Real-time Transcript, translate and summary in private

Echosy is a macOS application for real-time, on-device audio transcription, dictation, and summarization. It processes audio entirely offline—without internet connectivity—ensuring complete privacy and data sovereignty. Designed for professionals who handle sensitive or confidential content—including researchers, journalists, legal practitioners, educators, and developers—Echosy enables secure capture of both system audio (e.g., meetings, podcasts, videos) and microphone input simultaneously.
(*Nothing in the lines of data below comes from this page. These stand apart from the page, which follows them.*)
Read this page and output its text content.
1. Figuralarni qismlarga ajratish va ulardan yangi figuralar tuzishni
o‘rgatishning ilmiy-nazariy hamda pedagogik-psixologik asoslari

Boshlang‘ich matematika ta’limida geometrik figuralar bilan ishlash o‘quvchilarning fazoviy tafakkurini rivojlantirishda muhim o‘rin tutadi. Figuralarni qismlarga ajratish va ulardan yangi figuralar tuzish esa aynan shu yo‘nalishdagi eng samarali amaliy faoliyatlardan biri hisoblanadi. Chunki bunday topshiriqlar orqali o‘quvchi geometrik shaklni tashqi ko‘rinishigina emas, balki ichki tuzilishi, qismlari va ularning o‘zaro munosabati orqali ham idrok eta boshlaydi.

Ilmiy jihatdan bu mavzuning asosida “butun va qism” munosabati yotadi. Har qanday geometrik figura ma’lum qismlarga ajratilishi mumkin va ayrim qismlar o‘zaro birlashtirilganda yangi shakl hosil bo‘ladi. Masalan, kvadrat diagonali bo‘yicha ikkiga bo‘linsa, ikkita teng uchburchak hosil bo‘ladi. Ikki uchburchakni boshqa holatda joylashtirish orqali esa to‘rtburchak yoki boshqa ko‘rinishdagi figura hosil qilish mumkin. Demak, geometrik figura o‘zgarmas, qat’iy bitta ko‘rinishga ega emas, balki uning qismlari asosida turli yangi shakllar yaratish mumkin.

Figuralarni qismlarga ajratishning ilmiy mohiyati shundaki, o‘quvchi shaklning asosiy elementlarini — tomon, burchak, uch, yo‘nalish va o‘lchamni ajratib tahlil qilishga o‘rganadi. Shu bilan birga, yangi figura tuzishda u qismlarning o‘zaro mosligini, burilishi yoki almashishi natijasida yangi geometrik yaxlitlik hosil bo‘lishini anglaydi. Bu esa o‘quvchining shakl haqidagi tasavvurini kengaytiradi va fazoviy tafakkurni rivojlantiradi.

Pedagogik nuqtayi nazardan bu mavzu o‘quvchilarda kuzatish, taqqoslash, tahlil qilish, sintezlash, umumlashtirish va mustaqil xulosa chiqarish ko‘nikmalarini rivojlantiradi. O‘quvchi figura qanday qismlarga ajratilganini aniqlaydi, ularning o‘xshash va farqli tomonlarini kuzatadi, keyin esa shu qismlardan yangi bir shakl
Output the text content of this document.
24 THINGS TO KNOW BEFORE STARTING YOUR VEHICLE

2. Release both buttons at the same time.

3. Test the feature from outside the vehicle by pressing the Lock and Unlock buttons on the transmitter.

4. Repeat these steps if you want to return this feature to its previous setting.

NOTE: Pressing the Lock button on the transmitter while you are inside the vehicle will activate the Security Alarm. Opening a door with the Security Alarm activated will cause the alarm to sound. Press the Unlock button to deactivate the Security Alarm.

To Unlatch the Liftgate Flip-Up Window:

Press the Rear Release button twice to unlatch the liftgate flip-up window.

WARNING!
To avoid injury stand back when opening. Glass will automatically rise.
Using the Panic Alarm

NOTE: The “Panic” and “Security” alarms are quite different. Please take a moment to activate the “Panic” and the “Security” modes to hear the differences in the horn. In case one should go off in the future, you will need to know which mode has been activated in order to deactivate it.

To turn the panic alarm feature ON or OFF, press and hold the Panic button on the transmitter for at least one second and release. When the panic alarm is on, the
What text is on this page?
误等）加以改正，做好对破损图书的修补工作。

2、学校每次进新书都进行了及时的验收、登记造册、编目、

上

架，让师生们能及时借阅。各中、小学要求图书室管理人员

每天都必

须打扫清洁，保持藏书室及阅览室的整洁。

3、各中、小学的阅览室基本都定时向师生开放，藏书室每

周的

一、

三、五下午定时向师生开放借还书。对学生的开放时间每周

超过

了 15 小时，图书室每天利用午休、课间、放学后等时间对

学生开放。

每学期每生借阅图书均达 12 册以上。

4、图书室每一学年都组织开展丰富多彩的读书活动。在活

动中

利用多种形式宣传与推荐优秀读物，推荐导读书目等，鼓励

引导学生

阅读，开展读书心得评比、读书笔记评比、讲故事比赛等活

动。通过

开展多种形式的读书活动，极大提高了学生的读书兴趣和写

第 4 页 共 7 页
The application supports multilingual transcription across 99+ languages and integrates multiple local automatic speech recognition (ASR) models, including Qwen3-ASR and MLX-optimized Whisper variants. Users can transcribe live sessions, dictate system-wide, enhance text with punctuation or translation, generate AI summaries via configurable LLM backends, and manage recordings with full session history—all without sending audio or transcripts to remote servers.
Echosy operates as a native macOS application that leverages Apple’s ScreenCaptureKit framework to capture system audio from any running application—including Zoom, Teams, YouTube, and Spotify—as well as microphone input. Audio streams are routed directly to on-device ASR models (e.g., Qwen3-ASR or MLX Whisper) running via Metal-accelerated inference, producing timestamped transcripts in real time. Users may select from multiple ASR models based on hardware constraints (e.g., memory, chip architecture) and language needs.
Transcripts can be enhanced interactively: punctuation and grammar are auto-corrected, translations are applied per segment, and custom prompts refine output style. For summarization and analysis, Echosy connects to user-configured LLM endpoints—including OpenAI, Gemini, Claude, Groq, OpenRouter, or fully local Ollama instances—streaming transcript chunks for low-latency processing. All generated outputs (transcripts, summaries, chat responses) remain stored exclusively on the device unless manually exported.
File transcription follows the same local workflow: imported audio or video files are decoded and processed by the selected ASR model without cloud dependency. Session history maintains metadata, raw audio references, full transcripts, and associated summaries in a local database, enabling search, replay, and export to MD, TXT, SRT, VTT, DOCX, or PDF (Pro tier).
Echosy serves use cases requiring strict data privacy, low-latency responsiveness, and adaptability across diverse audio sources. Legal professionals use it to transcribe client consultations or deposition recordings without exposing sensitive information to third-party services. Researchers and academics transcribe interviews or lecture recordings while preserving participant confidentiality. Developers leverage vocabulary biasing to improve recognition of technical terminology during code walkthroughs or internal demos.
Educators create accessible lecture notes with synchronized timestamps and multilingual translations. Journalists capture and summarize press conferences or podcast interviews in real time, then refine outputs using custom prompts. Remote workers use system-wide dictation to compose emails, documentation, or messages hands-free—especially useful when multitasking across applications. Batch file transcription supports archival workflows, such as converting legacy meeting recordings or lecture libraries into searchable text.
Its offline-first design also benefits users in air-gapped environments, regions with unreliable connectivity, or organizations with strict data residency policies. Hardware flexibility—from Intel Macs with 8 GB RAM to Apple Silicon systems running large quantized models—allows deployment across heterogeneous device fleets without compromising core functionality.
| Feature | Free | Pro |
|---|---|---|
| Maximum recording length | 15 minutes per session | 4 hours per session |
| Available ASR models | Qwen3-ASR 0.6B only | All models (Qwen3-ASR 0.6B/1.7B, MLX Whisper variants, standard Whisper) |
| AI summaries | 3 per day | Unlimited |
| AI chat with transcripts | 3 per day | Unlimited |
| Real-time translation | Not available | Available |
| Auto-punctuation & correction | Available | Available |
| Custom prompts | Not available | Available |
| Export formats | MD, TXT | MD, TXT, SRT, VTT, DOCX, PDF |
| File transcription | Available | Available |
| Session history | Unlimited | Unlimited |
| Licensed devices | Not applicable | Up to 3 devices |
| License scope | Personal, non-commercial use only | Personal, non-commercial use only |
Enterprise licensing is required for business, team, or commercial deployment and includes custom deployment options, priority support, and dedicated onboarding.